Alberto de Lacerda Avoir des amis dans le monde entier

Il aimait voyager, au point que ses amis parlaient de lui comme « un exilé de lui-même ». Il aimait surtout entretenir une vaste correspondance épistolaire de par le monde, surtout anglo-saxon, mais aussi lusitanien et francophone. Ce qui lui a permis d'accumuler les lettres, les ouvrages et les dessins que les poètes comme lui aimaient lui envoyer.
Le Portugais Carlos Albert Portugal Correia de Lacerda s'est ainsi constitué une vaste bibliothèque de documents autographiques, avec dédicaces adressées nominativement à lui par tous ces correspondants dont la plupart sont célèbres. Qu'il s'agisse d'Ezra Pound, de Jorge Luis Borges, d'Octavio Paz, d'Yves Bonnefoy, d'Allen Ginsberg ou encore de David Hockney, de Maria Helena Vieira da Silva ou de Marthe Graham, tous se sont fendus d'un mot d'hommage personnalisé, tel Árpád Szenes ayant dessiné son portait avec un mot d'accompagnement.

Au printemps 2011, la Maison des poètes à New York a accueilli cet exceptionnel ensemble de notes et dessins recensés et commentés par son ami et héritier testamentaire Luis Amorim de Sousa, qui avait déjà rédigé le catalogue d'une exposition tenue à Lisbonne en 2010, à la fondation Mario Soares, sous l'intitulé The sea that lies beyond my rocks (Ed. Assirio & Alvim, Porto, 2010), qui comprenait aussi des disques et des affiches.

Certes, Luis Amorim de Sousa parle de collection à propos des objets exposés à New York. Mais peut-on prétendre pour autant qu'Alberto de Lacerda « collectionnait » les autographes ? Les documents autographiques ne résultent-ils pas essentiellement de marques d'admiration et de sympathie manifestées à son égard, de simples échanges épistolaires de mots courtois ?

Arpád Szenes, Portrait d'Alberto de Lacerda, 1971 (doc. Poets House, New York)Ou, plus précisément, s'agirait-il justement d'une vraie collection, vu que les éléments conservés sont imprégnés du souvenir de moments passés ensemble, de rencontres et de conversations orales tenues avec chacun des artistes et des écrivains amis ? Chaque pièce est unique, signée et adressée ; chaque objet est imbibé totalement par les occasions de converser, de s'écrire, tels des Madame de Sévigné modernes.

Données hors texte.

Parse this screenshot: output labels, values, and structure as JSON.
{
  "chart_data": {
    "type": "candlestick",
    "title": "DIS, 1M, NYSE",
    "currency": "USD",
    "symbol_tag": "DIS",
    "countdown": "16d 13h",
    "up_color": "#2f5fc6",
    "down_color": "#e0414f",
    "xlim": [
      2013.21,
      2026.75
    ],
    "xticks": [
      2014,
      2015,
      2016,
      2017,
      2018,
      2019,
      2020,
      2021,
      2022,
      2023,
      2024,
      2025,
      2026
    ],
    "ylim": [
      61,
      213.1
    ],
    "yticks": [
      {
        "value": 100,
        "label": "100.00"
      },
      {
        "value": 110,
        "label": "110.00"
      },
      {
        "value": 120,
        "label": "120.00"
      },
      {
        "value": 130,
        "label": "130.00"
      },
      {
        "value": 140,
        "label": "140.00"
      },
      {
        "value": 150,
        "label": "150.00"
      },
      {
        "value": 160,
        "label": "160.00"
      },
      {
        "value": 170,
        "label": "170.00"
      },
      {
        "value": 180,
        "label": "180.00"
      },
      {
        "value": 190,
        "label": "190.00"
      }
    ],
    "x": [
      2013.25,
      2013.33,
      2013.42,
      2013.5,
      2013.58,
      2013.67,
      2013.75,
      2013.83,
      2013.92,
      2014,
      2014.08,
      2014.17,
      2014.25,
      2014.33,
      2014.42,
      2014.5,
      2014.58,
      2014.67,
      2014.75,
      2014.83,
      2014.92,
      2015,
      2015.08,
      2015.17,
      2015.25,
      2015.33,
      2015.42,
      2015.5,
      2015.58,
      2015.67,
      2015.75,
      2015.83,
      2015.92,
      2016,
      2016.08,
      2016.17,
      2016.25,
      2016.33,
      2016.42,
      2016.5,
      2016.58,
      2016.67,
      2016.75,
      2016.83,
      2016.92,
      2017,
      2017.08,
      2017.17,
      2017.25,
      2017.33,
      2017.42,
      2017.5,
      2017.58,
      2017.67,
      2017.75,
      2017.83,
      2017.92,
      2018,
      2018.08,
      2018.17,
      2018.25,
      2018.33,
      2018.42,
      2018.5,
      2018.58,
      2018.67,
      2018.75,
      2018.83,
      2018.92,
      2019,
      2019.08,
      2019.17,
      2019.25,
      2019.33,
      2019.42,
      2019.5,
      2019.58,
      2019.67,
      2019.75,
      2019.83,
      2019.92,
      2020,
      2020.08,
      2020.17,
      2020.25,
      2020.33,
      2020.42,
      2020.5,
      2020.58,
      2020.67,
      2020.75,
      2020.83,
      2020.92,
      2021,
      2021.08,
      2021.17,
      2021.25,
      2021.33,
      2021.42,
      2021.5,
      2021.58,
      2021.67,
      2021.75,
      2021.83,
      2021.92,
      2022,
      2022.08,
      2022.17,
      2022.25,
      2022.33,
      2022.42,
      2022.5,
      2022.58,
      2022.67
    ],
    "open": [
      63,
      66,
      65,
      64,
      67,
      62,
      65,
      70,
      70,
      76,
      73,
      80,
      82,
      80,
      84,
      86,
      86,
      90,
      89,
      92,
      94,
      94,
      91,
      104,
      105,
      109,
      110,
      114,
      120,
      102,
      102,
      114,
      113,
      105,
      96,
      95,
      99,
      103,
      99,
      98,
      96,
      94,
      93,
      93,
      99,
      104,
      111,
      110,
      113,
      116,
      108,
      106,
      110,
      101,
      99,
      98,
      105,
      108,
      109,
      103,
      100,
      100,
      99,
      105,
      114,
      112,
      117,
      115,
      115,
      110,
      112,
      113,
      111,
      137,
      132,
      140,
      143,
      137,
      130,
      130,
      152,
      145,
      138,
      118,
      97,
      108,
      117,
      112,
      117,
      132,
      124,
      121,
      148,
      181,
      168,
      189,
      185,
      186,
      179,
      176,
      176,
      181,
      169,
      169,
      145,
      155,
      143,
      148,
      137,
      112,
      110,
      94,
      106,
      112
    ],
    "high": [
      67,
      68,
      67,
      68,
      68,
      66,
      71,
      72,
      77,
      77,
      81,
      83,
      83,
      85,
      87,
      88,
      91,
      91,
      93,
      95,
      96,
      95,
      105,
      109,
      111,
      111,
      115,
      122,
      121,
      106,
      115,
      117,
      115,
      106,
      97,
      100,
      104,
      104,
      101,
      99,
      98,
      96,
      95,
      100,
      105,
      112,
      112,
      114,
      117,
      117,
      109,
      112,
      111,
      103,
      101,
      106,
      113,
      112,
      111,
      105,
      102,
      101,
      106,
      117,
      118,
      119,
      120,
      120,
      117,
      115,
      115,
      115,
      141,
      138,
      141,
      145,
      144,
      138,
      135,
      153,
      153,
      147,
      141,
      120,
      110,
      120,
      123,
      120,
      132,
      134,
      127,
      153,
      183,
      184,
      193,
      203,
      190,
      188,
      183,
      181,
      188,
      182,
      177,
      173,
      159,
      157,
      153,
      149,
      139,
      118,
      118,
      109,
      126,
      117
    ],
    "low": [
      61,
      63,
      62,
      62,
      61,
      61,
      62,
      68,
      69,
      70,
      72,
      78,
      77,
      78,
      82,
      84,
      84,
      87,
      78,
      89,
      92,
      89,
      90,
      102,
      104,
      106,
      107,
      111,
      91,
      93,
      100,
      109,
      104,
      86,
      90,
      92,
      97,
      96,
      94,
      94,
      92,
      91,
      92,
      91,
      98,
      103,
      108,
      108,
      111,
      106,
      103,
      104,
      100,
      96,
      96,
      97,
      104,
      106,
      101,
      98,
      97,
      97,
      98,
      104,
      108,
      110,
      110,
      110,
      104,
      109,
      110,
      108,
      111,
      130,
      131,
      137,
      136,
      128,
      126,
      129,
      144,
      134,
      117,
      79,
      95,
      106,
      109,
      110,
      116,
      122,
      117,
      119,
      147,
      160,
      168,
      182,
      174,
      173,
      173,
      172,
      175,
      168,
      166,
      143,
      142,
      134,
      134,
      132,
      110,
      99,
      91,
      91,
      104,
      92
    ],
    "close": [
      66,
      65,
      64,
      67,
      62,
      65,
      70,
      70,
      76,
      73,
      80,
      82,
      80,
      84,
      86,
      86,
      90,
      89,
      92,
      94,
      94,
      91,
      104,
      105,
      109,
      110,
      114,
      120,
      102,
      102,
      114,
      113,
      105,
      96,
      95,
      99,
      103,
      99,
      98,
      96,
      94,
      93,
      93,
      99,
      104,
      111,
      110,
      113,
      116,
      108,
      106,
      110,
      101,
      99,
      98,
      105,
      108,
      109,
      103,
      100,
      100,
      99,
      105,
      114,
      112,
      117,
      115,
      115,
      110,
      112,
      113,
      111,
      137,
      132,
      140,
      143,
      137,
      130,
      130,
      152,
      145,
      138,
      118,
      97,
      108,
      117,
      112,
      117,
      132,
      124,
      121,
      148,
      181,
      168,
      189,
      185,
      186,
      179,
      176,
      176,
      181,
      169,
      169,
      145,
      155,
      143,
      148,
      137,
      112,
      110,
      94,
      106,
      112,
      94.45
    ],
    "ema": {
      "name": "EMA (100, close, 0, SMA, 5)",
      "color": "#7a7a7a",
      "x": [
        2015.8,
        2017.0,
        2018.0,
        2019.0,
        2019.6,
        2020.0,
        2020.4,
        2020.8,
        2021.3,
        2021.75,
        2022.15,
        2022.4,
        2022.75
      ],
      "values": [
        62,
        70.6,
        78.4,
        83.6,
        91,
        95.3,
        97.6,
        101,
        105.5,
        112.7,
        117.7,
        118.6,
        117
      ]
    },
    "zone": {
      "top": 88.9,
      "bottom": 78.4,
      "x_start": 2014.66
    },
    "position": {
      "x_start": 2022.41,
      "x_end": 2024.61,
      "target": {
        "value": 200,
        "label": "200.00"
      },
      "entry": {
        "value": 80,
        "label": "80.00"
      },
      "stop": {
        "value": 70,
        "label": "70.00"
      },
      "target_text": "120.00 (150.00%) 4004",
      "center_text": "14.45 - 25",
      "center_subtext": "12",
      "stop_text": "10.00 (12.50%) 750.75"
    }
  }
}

Lacerda nous met-il sur la piste quand il écrit qu'il envisage un avenir pour les documents qu'il a gardés, rappelant que lors de certains voyages ou déménagements, des pièces se sont fortuitement égarées, à jamais perdues ? Il disait, en cherchant ses mots, qu'il aurait aimé constituer une bibliothèque-musée, un cabinet d'études, un centre de recherche...

En provenance d'un poète manieur de mots, cette hésitation devant le terme désignatif n'est-elle pas hautement révélatrice d'un certain embarras ? Les expressions collection, bibliothèque, mémorial, objets personnels s'entremêlent, augmentant les opportunités de confusion sémantique. Le sens à donner ne s'élève-t-il pas, dans son cas, plus haut encore que la valeur identitaire habituellement conférée à son propriétaire par toute collection?